Apple Silicon: unified memory changes the math
On a discrete GPU, "VRAM" is a hard wall. Apple Silicon has unified memory — CPU and GPU share one pool with zero-copy access — so a 64 GB Mac can devote most of that 64 GB to model weights and KV cache. That's why Macs punch above their weight for large models: a 70B Q4 that needs two 24 GB PCIe cards fits comfortably in a single 64 GB Mac's unified memory.
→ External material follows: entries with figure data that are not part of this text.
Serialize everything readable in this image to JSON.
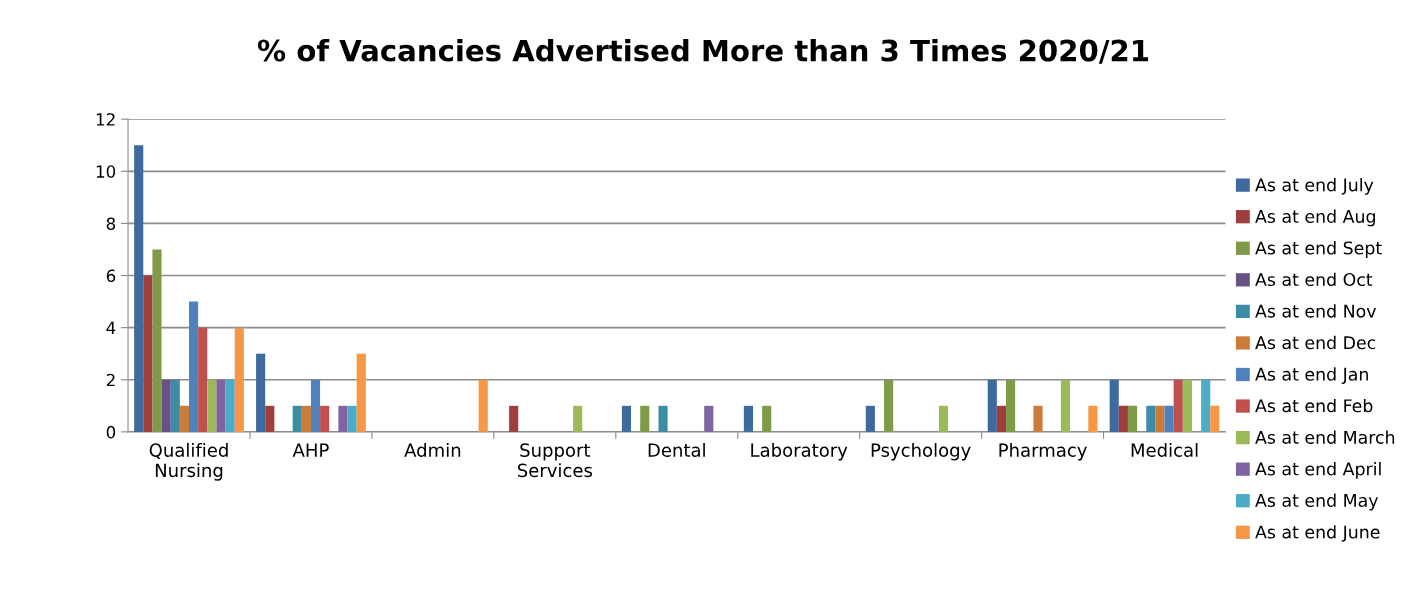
{
  "chart_data": {
    "type": "bar",
    "title": "% of Vacancies Advertised More than 3 Times 2020/21",
    "categories": [
      "Qualified\nNursing",
      "AHP",
      "Admin",
      "Support\nServices",
      "Dental",
      "Laboratory",
      "Psychology",
      "Pharmacy",
      "Medical"
    ],
    "series": [
      {
        "name": "As at end July",
        "color": "#3f6a9e",
        "values": [
          11,
          3,
          0,
          0,
          1,
          1,
          1,
          2,
          2
        ]
      },
      {
        "name": "As at end Aug",
        "color": "#9e3f3d",
        "values": [
          6,
          1,
          0,
          1,
          0,
          0,
          0,
          1,
          1
        ]
      },
      {
        "name": "As at end Sept",
        "color": "#7f9a48",
        "values": [
          7,
          0,
          0,
          0,
          1,
          1,
          2,
          2,
          1
        ]
      },
      {
        "name": "As at end Oct",
        "color": "#695185",
        "values": [
          2,
          0,
          0,
          0,
          0,
          0,
          0,
          0,
          0
        ]
      },
      {
        "name": "As at end Nov",
        "color": "#3c8da3",
        "values": [
          2,
          1,
          0,
          0,
          1,
          0,
          0,
          0,
          1
        ]
      },
      {
        "name": "As at end Dec",
        "color": "#cc7b38",
        "values": [
          1,
          1,
          0,
          0,
          0,
          0,
          0,
          1,
          1
        ]
      },
      {
        "name": "As at end Jan",
        "color": "#4f81bd",
        "values": [
          5,
          2,
          0,
          0,
          0,
          0,
          0,
          0,
          1
        ]
      },
      {
        "name": "As at end Feb",
        "color": "#c0504d",
        "values": [
          4,
          1,
          0,
          0,
          0,
          0,
          0,
          0,
          2
        ]
      },
      {
        "name": "As at end March",
        "color": "#9bbb59",
        "values": [
          2,
          0,
          0,
          1,
          0,
          0,
          1,
          2,
          2
        ]
      },
      {
        "name": "As at end April",
        "color": "#8064a2",
        "values": [
          2,
          1,
          0,
          0,
          1,
          0,
          0,
          0,
          0
        ]
      },
      {
        "name": "As at end May",
        "color": "#4bacc6",
        "values": [
          2,
          1,
          0,
          0,
          0,
          0,
          0,
          0,
          2
        ]
      },
      {
        "name": "As at end June",
        "color": "#f79646",
        "values": [
          4,
          3,
          2,
          0,
          0,
          0,
          0,
          1,
          1
        ]
      }
    ],
    "ylim": [
      0,
      12
    ],
    "yticks": [
      0,
      2,
      4,
      6,
      8,
      10,
      12
    ],
    "grid": "y",
    "legend": "right"
  }
}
The catch is bandwidth, which sets decode speed. Memory-bound decode runs at roughly bandwidth ÷ active_bytes_per_token, and Apple's bandwidth trails data-center GPUs:
| Chip | Memory | Bandwidth | 70B Q4 decode (approx) |
|---|---|---|---|
| Apple M4 Max | up to 128 GB unified | ~546 GB/s (full) | ~8–13 tok/s |
| Apple M3 Max | up to 128 GB unified | ~400 GB/s (full) | ~6–10 tok/s |
| RTX 4090 (2×) | 2× 24 GB | ~1008 GB/s each | ~18–25 tok/s |
| H100 80GB | 80 GB | ~3350 GB/s | ~40–60 tok/s |
(tok/s are approximate, single-stream ballparks.) So a Mac fits the big model where a single consumer GPU can't, but generates more slowly than a multi-GPU PC. macOS tooling has caught up: Ollama 0.19+ and LM Studio both run an Apple MLX backend that's meaningfully faster than the old Metal path on Apple Silicon with 32 GB+ of unified memory. To estimate decode speed for a specific chip and quant, use the llm-inference-speed-calculator.
Conclusion
The whole question reduces to one inequality: weights + KV cache + ~1–2 GB overhead ≤ your VRAM. Weights are params × bytes_per_weight and you control them with quantization (Q4_K_M ≈ model-billions ÷ 2 in GB). The KV cache is the term people forget — it's negligible at 4K but can exceed the model at 128K, so always size up for the context you actually use.
Estimate it by hand from the formulas here, then confirm with the llm-vram-calculator for your exact model, quant, and context — and round up before you buy.